* Oil falls from Friday's six-month high
* Wall Street falls as banks sell stock to raise cash
* China oil imports hit second highest on record in April
(Recasts, adds analyst quote, updates prices)
By Jane Merriman
LONDON, May 11 (Reuters) - Oil retreated on Monday to $58 a
barrel, pressured partly by weaker equity markets and a firmer
dollar.
Profit-taking had also helped drive the market back from
six-month highs reached on Friday.
U.S. crude <CLc1> was down 47 cents at $58.16 a barrel by
1515 GMT, off a session low of $56.78. London Brent crude
<LCOc1> was down 92 cents at $57.22.
Crude hit a six-month high of $58.75 after the U.S. economy
shed fewer than expected jobs in April and government stress
test results removed some uncertainty over the health of major
American banks.
A mood among investors that the worst of the downturn might
be over has helped boost global equity markets and oil has
followed.
"It all depends on the stock markets," said Christopher
Bellew, of Bache Commodities Ltd.
"We would need a substantial deterioration in equity markets
for oil to go back into its old range.
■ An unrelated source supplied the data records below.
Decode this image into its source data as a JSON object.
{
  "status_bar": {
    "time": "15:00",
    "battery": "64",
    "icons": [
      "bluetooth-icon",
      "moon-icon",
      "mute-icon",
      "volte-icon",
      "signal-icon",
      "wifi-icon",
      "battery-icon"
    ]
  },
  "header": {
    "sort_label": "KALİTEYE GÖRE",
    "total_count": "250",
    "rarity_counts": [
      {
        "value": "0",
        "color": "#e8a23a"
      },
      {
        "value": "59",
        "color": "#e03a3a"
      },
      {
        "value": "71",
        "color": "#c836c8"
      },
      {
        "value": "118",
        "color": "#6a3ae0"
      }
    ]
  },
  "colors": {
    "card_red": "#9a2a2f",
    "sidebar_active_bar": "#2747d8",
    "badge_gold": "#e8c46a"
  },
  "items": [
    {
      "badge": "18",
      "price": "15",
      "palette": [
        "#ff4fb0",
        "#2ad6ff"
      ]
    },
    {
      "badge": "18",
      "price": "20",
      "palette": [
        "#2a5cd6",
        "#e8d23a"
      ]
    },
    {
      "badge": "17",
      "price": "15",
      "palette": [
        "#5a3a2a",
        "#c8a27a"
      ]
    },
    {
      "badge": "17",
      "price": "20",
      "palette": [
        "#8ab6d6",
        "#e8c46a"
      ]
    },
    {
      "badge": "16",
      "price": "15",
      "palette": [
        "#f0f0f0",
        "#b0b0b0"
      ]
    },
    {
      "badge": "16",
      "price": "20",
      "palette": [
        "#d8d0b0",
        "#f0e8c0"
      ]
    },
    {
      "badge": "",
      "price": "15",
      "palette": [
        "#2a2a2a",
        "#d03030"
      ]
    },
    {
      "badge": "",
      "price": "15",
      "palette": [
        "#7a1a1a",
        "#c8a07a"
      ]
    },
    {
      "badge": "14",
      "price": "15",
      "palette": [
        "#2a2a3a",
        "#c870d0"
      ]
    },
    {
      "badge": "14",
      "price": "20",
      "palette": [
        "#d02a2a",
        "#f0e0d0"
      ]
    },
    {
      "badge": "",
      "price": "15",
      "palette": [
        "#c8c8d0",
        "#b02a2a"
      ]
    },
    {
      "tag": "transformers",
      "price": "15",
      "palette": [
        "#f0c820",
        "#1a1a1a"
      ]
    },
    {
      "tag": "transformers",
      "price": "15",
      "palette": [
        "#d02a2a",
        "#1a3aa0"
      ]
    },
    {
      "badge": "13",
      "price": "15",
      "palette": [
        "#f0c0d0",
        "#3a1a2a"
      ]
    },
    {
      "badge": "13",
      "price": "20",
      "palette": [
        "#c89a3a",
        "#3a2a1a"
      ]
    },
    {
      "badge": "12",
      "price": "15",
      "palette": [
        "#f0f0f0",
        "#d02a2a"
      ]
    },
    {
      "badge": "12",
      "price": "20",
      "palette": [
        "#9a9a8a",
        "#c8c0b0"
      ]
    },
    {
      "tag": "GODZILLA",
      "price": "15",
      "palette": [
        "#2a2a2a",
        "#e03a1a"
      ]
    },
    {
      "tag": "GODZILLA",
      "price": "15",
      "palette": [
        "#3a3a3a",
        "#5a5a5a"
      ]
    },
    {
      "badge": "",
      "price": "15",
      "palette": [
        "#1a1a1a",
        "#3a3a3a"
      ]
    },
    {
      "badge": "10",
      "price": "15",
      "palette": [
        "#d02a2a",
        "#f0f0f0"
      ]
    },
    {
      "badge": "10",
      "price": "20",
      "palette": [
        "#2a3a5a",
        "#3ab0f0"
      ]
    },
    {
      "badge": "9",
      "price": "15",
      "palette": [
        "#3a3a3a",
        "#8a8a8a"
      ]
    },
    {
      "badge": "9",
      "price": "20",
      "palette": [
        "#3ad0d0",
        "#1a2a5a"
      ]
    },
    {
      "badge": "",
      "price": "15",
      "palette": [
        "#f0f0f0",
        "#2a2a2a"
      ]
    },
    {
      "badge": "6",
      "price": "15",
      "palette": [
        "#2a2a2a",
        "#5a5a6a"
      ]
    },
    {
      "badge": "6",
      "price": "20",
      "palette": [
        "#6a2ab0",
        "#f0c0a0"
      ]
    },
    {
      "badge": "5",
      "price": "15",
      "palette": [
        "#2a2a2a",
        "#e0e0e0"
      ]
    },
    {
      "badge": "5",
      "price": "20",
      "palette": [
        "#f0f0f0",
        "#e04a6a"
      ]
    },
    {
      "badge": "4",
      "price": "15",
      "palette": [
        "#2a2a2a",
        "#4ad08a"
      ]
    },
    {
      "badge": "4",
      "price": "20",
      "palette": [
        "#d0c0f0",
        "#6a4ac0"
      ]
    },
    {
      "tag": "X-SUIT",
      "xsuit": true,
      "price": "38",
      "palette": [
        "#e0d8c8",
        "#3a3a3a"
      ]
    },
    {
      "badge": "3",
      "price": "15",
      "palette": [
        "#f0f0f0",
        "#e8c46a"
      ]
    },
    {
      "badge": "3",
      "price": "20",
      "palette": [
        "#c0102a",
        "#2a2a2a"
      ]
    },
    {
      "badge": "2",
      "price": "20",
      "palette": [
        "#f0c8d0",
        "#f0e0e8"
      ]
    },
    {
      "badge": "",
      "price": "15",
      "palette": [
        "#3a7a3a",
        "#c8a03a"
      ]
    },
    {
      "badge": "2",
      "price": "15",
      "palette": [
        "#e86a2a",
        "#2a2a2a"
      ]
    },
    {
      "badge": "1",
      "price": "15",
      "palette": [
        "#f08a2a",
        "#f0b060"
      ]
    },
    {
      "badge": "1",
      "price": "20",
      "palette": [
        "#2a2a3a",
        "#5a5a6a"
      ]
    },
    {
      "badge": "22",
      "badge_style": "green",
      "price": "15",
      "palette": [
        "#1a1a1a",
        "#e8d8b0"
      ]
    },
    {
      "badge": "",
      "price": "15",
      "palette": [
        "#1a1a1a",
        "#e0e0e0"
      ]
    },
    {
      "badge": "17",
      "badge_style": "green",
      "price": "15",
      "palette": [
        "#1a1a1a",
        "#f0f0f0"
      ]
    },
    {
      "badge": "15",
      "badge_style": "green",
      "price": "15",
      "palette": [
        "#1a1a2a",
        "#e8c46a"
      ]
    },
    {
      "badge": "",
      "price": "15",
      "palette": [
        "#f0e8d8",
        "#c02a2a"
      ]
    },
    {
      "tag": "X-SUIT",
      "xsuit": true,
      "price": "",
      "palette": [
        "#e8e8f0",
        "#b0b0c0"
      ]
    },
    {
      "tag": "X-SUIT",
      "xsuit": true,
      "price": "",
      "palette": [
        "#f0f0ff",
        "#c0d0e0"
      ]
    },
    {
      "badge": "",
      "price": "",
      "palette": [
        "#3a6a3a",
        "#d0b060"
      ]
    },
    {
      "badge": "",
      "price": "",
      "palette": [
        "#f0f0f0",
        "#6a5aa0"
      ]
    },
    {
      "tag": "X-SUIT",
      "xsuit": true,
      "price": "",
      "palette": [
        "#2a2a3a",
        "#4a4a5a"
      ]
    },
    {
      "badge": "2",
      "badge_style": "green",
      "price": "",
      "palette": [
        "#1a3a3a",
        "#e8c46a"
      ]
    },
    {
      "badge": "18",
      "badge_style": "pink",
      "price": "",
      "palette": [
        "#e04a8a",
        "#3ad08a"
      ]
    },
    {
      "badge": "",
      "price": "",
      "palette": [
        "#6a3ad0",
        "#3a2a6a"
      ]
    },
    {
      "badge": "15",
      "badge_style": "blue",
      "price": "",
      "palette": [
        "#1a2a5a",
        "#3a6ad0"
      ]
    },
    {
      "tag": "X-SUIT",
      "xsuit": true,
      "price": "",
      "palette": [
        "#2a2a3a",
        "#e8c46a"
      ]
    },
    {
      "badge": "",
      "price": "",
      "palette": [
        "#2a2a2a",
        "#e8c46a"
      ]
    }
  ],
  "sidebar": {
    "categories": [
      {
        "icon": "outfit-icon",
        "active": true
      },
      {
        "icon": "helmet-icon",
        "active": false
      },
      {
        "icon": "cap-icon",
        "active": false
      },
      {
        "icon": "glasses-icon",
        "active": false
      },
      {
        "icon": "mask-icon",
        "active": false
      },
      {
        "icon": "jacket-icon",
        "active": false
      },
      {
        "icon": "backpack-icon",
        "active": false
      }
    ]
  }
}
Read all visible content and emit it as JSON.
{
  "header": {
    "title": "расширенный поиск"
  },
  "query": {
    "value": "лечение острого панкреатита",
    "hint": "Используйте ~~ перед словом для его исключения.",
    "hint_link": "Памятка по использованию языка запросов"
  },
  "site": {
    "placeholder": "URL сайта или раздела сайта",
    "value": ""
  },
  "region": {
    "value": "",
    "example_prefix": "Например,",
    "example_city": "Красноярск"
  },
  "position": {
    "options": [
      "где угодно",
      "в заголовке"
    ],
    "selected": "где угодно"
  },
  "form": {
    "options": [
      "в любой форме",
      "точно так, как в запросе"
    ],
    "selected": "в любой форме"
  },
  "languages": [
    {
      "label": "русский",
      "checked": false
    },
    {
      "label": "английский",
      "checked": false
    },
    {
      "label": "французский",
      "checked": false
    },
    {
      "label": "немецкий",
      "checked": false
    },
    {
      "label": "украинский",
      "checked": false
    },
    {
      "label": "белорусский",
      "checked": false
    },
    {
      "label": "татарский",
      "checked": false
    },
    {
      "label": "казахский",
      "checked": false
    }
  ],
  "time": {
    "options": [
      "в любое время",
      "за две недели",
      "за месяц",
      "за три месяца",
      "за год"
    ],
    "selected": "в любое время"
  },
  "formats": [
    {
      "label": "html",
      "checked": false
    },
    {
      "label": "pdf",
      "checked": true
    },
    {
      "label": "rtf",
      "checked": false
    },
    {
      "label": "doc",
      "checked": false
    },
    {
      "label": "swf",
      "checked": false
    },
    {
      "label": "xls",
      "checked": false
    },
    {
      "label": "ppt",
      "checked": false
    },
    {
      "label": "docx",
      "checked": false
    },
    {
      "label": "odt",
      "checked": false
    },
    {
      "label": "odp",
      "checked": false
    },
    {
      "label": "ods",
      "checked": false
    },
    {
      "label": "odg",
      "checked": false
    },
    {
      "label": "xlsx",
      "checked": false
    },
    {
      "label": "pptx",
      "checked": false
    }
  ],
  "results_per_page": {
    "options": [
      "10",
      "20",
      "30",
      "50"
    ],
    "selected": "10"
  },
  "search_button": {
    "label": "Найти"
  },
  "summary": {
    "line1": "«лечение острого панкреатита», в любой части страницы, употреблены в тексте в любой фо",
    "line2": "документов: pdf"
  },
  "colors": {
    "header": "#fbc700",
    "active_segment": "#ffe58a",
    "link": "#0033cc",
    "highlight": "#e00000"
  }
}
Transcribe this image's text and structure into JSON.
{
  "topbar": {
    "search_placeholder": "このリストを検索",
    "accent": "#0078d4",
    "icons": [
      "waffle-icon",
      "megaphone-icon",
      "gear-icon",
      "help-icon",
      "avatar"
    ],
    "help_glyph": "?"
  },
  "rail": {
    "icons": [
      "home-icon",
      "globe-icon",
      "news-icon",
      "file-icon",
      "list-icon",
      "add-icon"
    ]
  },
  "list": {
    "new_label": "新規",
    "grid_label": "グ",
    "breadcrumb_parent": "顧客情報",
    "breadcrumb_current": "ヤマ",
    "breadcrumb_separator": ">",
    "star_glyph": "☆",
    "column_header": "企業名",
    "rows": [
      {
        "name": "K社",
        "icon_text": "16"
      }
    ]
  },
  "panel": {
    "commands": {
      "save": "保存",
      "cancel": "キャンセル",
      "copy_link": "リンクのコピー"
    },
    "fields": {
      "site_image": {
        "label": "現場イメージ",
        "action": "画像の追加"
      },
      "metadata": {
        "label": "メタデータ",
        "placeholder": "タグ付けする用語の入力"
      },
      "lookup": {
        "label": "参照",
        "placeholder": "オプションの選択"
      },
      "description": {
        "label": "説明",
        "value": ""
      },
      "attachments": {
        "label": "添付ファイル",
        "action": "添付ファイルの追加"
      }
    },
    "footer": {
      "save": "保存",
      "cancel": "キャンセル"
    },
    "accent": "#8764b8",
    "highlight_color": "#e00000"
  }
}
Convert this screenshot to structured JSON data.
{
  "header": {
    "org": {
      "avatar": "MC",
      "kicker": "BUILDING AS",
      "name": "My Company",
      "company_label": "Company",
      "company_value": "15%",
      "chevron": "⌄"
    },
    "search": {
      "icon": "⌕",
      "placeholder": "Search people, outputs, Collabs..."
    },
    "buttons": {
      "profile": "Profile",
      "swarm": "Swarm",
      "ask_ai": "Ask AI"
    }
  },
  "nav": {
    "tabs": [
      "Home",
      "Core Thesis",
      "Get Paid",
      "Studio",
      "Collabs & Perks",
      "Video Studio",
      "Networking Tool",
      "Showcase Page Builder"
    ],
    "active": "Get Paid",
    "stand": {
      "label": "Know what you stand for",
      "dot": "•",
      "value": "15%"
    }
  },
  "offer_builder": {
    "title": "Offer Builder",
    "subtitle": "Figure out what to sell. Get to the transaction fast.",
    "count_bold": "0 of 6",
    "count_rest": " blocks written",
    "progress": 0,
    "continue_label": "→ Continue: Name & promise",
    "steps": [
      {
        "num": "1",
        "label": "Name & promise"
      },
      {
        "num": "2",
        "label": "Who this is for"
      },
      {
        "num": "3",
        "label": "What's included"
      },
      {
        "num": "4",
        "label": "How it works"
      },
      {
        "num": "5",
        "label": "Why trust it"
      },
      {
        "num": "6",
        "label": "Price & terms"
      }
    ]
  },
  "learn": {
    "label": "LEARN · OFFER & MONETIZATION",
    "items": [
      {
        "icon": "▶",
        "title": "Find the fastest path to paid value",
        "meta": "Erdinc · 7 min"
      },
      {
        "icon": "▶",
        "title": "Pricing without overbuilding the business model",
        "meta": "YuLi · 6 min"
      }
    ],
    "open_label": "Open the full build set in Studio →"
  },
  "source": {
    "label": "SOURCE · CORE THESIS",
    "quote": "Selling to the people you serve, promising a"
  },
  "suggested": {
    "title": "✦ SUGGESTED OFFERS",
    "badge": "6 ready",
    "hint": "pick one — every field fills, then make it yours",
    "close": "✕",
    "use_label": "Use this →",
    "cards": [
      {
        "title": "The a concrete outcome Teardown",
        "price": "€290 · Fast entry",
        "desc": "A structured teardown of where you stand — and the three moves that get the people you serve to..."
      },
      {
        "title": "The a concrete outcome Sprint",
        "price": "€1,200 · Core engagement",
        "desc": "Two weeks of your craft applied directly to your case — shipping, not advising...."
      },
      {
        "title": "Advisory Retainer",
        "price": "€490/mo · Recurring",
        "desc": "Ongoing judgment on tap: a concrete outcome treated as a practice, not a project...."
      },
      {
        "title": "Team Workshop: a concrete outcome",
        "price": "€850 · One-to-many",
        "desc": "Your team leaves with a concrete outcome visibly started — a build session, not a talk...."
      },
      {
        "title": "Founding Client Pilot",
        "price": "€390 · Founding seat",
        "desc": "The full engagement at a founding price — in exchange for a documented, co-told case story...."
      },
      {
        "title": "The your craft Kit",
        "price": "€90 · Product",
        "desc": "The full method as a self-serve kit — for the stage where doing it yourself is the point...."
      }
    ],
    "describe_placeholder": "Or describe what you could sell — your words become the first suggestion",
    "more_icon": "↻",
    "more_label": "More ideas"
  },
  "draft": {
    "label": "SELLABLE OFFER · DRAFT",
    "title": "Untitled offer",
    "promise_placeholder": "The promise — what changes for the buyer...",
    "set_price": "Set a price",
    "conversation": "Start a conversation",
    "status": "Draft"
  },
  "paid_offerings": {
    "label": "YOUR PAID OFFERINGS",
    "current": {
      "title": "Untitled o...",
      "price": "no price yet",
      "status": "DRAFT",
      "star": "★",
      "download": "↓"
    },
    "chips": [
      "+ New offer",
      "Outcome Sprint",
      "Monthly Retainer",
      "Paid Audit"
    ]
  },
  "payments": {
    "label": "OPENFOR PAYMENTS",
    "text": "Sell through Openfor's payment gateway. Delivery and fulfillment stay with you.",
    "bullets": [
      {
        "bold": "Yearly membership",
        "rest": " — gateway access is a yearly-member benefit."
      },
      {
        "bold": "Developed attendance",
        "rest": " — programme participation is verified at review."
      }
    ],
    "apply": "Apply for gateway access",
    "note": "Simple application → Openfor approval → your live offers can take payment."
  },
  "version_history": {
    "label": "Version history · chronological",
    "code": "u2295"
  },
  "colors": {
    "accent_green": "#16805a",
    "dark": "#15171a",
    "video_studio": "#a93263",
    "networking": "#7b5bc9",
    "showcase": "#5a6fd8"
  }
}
We seem to have broken
into a new range of around $55-$59 a barrel," he said.
Oil, which has plummeted from a record high above $147 a
barrel reached last year, has edged higher over the past three
months alongside a rally in equity markets.
U.S. crude is up about 80 percent from a January low of
$32.70 a barrel.
FALTERS
The rally faltered on Monday due in part to a weaker tone
across equity markets. []
Wall Street fell after four big U.S. banks announced plans
to sell more than $6 billion of common stock to raise capital
and repay funds received under a bailout plan. []
"Without fresh signs that the world economy is improving,
oil traders decided to book profits," said Peter Beutel,
president, Cameron Hanover, New Canaan, Connecticut.
News from China, the world's second biggest energy consumer,
supported the view that the economic climate is brightening.
A top Chinese central banker said the government's stimulus
plan had worked better than expected, while crude imports data
showed a spike in demand.
China's April crude oil imports saw the first monthly
increase of the year and hit the second-highest record on a
daily basis, providing more evidence that oil demand in the
country was picking up. [][]
In the United States, the world's biggest oil consumer,
utilisation at refineries was up last week by 2.6 percent to
83.3 percent.
"We believe this reflects refineries gearing up for the U.S.
driving season," Deutsche Bank said in a research note.
New York RBOB gasoline futures <RBc1> struck a six month
high last week.
But the bank believes the oil market's supply/demand
fundamentals remain bearish.
"Eventually in our view, refiners will have to scale back
and this will force crude oil back to $50 a barrel."